Another Week; Still Not Full Term

I’m telling myself that it’s nothing, but yesterday and today the babe has been much quieter than normal. Often we have quiet days, and then come evening, it begins it’s rolling and sliding and pushing. I like it when the skin at the top of my belly moves like it’s being pressed from the inside by a windshield wiper. And Saturday we had a raucous day all the way through. Maybe the babe just wore itself out, and Sunday was the time for rest. But last night was subdued and not even dark chocolate today had much of an effect.

My midwife and I are talking and texting, of course, and for now it’s some fetal movement monitoring for me, simply counting it’s shuffles and kicks, to get a sense of it, and then we’ll just see what’s next. Deep deep down I think that all is well, but how quickly the fear becomes an acid thread. It doesn’t nag, it burns. My image for it is the poison saliva from the Alien movies when the creature’s mini-jaw stretches forward from the giant gaping jaw to snap at Sigourney Weaver’s quivering profile and between its teeth we see one thin, clear, viscous line that we know by then has the power to burn through metal, and of course, skin.

Funny, to be reminded of Alien in this moment. It’s one of favorites, but at the top of my not-allowed-to-watch-while pregnant movies. (Also on that list: Rosemary’s Baby and Invasion of the Body Snatchers.) But one could write a whole lot about the mother theme of those movies. Remember the third movie? I personally will argue passionately that the third trumps the second by far; a feat perhaps also only pulled off in the Die Hard series. I’m not going to dissect the mother politics here, though I’m getting a strong urge to break my rule and watch the first movie. Which would perhaps be a mistake.
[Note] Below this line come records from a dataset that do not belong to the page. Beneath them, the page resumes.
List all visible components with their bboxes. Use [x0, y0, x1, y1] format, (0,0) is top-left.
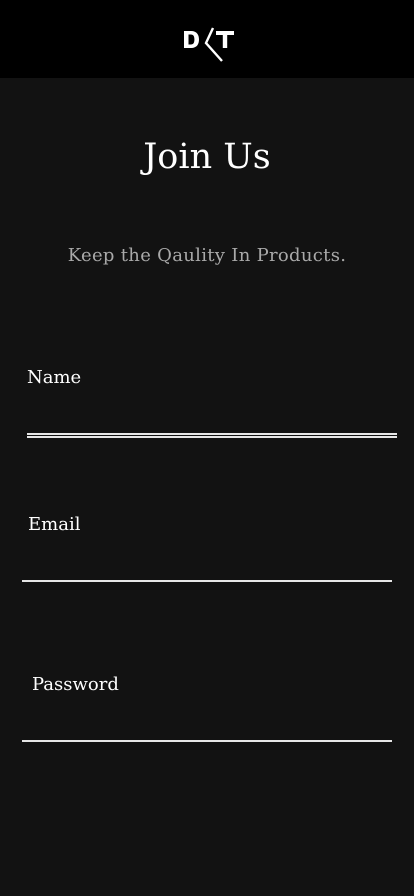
- page-title: Join Us: [143, 137, 271, 177]
- name-label: Name: [27, 367, 82, 388]
- password-label: Password: [32, 674, 119, 695]
- password-input[interactable]: [22, 705, 392, 739]
- email-label: Email: [28, 514, 81, 535]
- email-underline: [22, 580, 392, 582]
- dt-monogram-logo-icon[interactable]: [182, 24, 236, 62]
- password-underline: [22, 740, 392, 742]
- name-underline: [27, 433, 397, 438]
- page-subtitle: Keep the Qaulity In Products.: [67, 245, 347, 266]
- email-input[interactable]: [22, 545, 392, 579]
- top-header: [0, 0, 414, 78]
- name-input[interactable]: [27, 398, 397, 432]
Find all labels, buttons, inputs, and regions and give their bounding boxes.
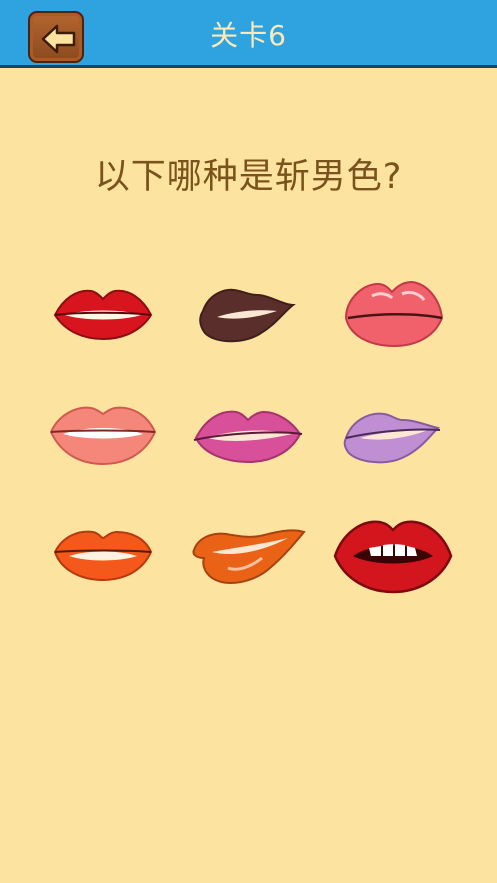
lip-option-3[interactable] [344,280,444,348]
lip-option-5[interactable] [193,410,303,464]
lip-option-8[interactable] [192,529,306,584]
lips-grid [49,280,453,594]
lip-option-2[interactable] [199,288,296,343]
lip-option-4[interactable] [49,406,157,466]
lip-option-9[interactable] [333,520,453,594]
lip-option-6[interactable] [343,412,441,464]
lip-option-7[interactable] [53,530,153,582]
lip-option-1[interactable] [53,289,153,341]
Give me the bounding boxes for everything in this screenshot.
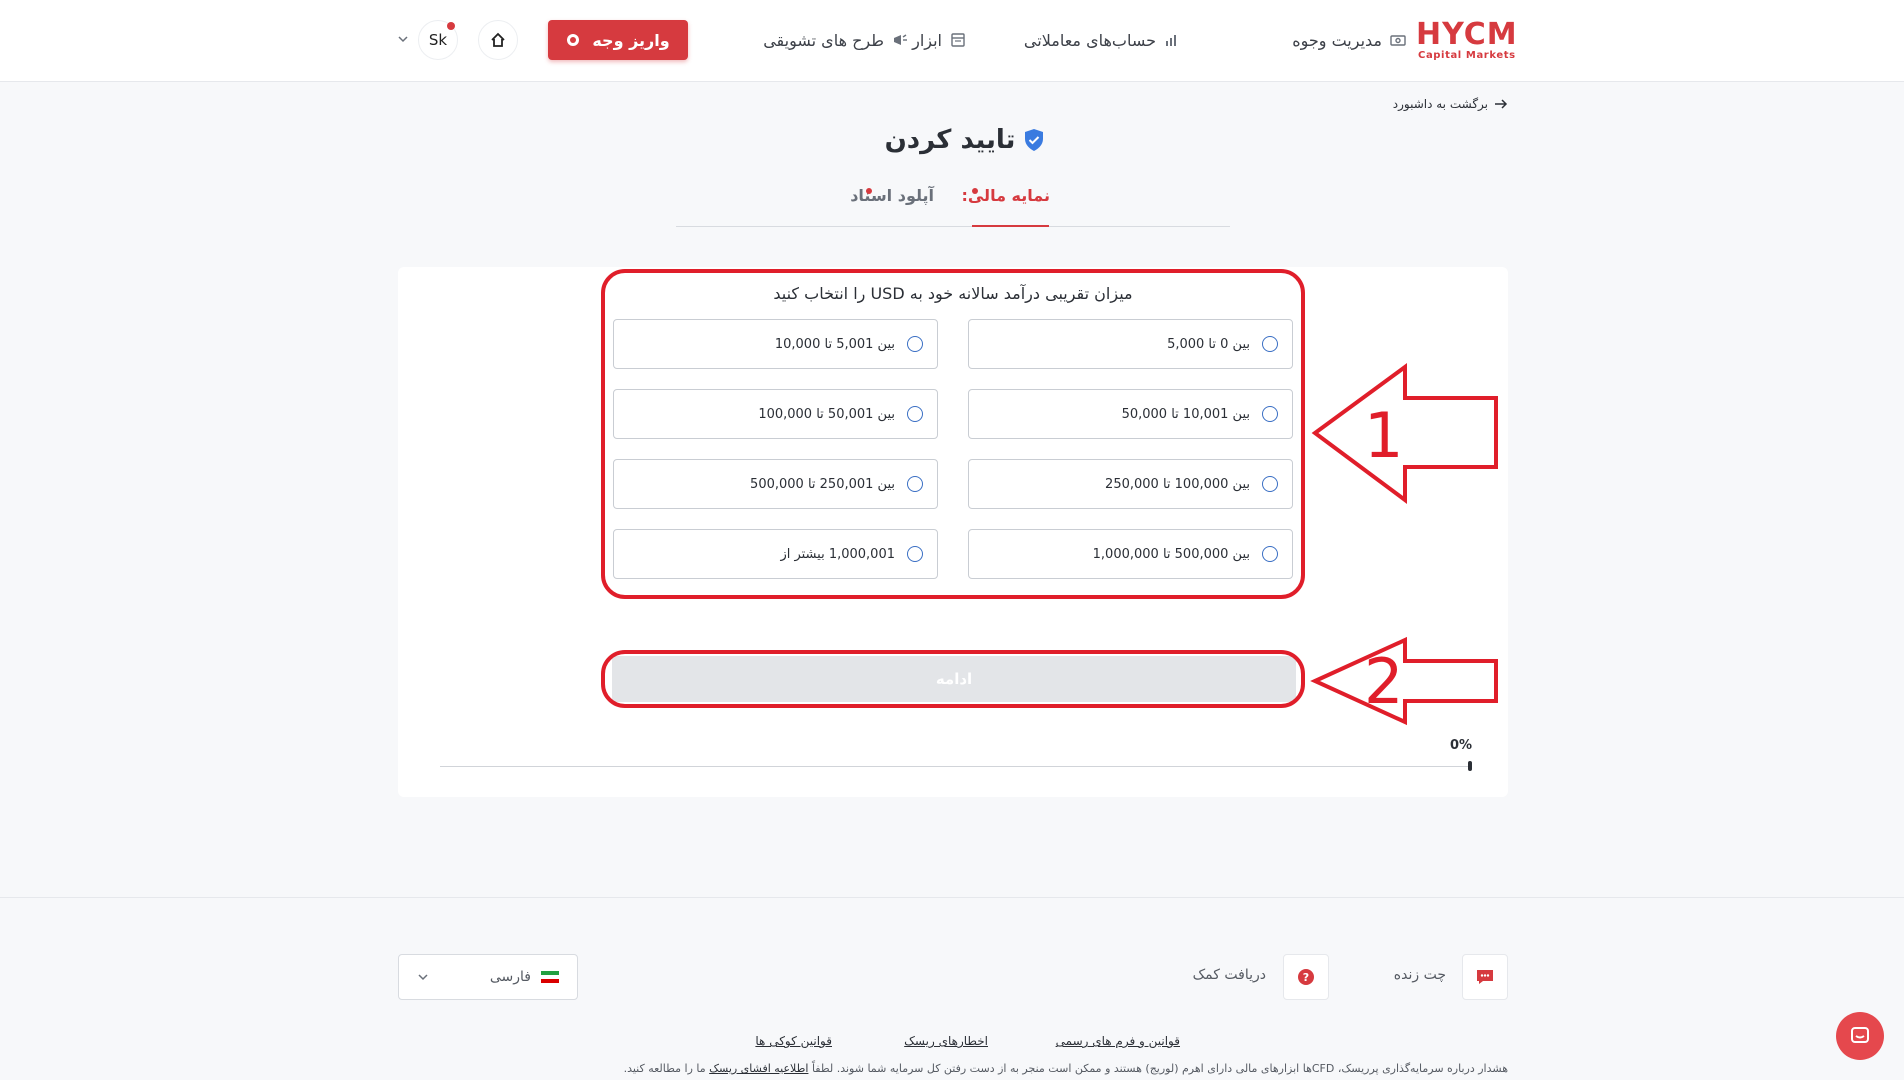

So yes, there is this acid thread, but there is also the grandma circle of love that I was pulled into this morning in the gym locker room.

The water aerobics class must have finished just before my laps did, and as soon as I left the shower area, I turned a corner into a whole bevy of them calling to each other between lockers and bathroom stalls. Maybe grandmothers everywhere are like this, but I associate them with Brooklyn–women who do not care what others think about them, who talk loud, keep you in conversation as long as they damn well please, and give unsolicited advice.

“Bev come here and look at this beautiful belly.”

They were all clothed or in suits and I was standing mostly naked with the tiny, scratchy gym towel around my hips. They did not mind one bit, chattering around me, fluttering me with, “Bless you” and discussing my pregnancy amongst themselves.

“Not her first? But what about that line?”

(This about my linea negra, the darker line drawn by my hormones up to my belly button, where it stops, shifts over half an inch, and then continues up to the north pole of my global stomach.)

“That’s normal. And see how her belly button has popped? Her first. So cute.”

“She’s got some time though.”

“She’s still carrying high.”

“Gorgeous, honey. God bless.”

One stood outside the bathroom door while I peed to explain the yiddish word “naches.” As I squatted, she told me that it means joy, but a joy that one can only be given by your children. She wished me many naches. We said goodbye, but then when I went to my locker, she was in the same area putting on her coat. Resistance would have been futile. No matter that she was fully coated, once I let slip that I was a teacher, she sat down, “My back hurts”, so as to be more comfortable for our chat. I was still naked. I like it when women really talk to each other. Her daughter carried triplets, one of which she revealed eventually, “I didn’t want to say it to you”, died a few weeks before they were due. The one that died was named and buried and the two remaining sisters always hold that they were three originally, visit their tiny sister’s stone. The twin sisters were followed by twin brothers, all of them over 5 feet 10 inches tall. Also, Sean Carter, aka Jay Z, was her student in high school. She didn’t like him at all.

Earlier, when I was getting ready to swim, I saw a woman with a long grey and white braid strip off her suit and bathing cap, and take her wheeled walker to head slow to the showers, stopping to drink water, no towels, her hips and skin a lunar landscape. At this gym, there’s a separate girl’s locker room, and also family locker room, and that’s all fine except that at my old gym I used to get a kick out of the little ones who stared, completely hypnotized, at all the bodies passing by. When that gym was busy, the locker room held a lifetime of female bodies in it–from babe to crone. It was a deeply comforting thing to realize my own body simply had it’s own place in the array of bodies rounded, scarred, and healed. As it was again today.

When the naches woman was ready to leave, she leaned over and gave me a lipsticked kiss to the forehead. As a farewell, she told me, her parents always said, in place of goodbye, “Live and be well. And so, live and be well.”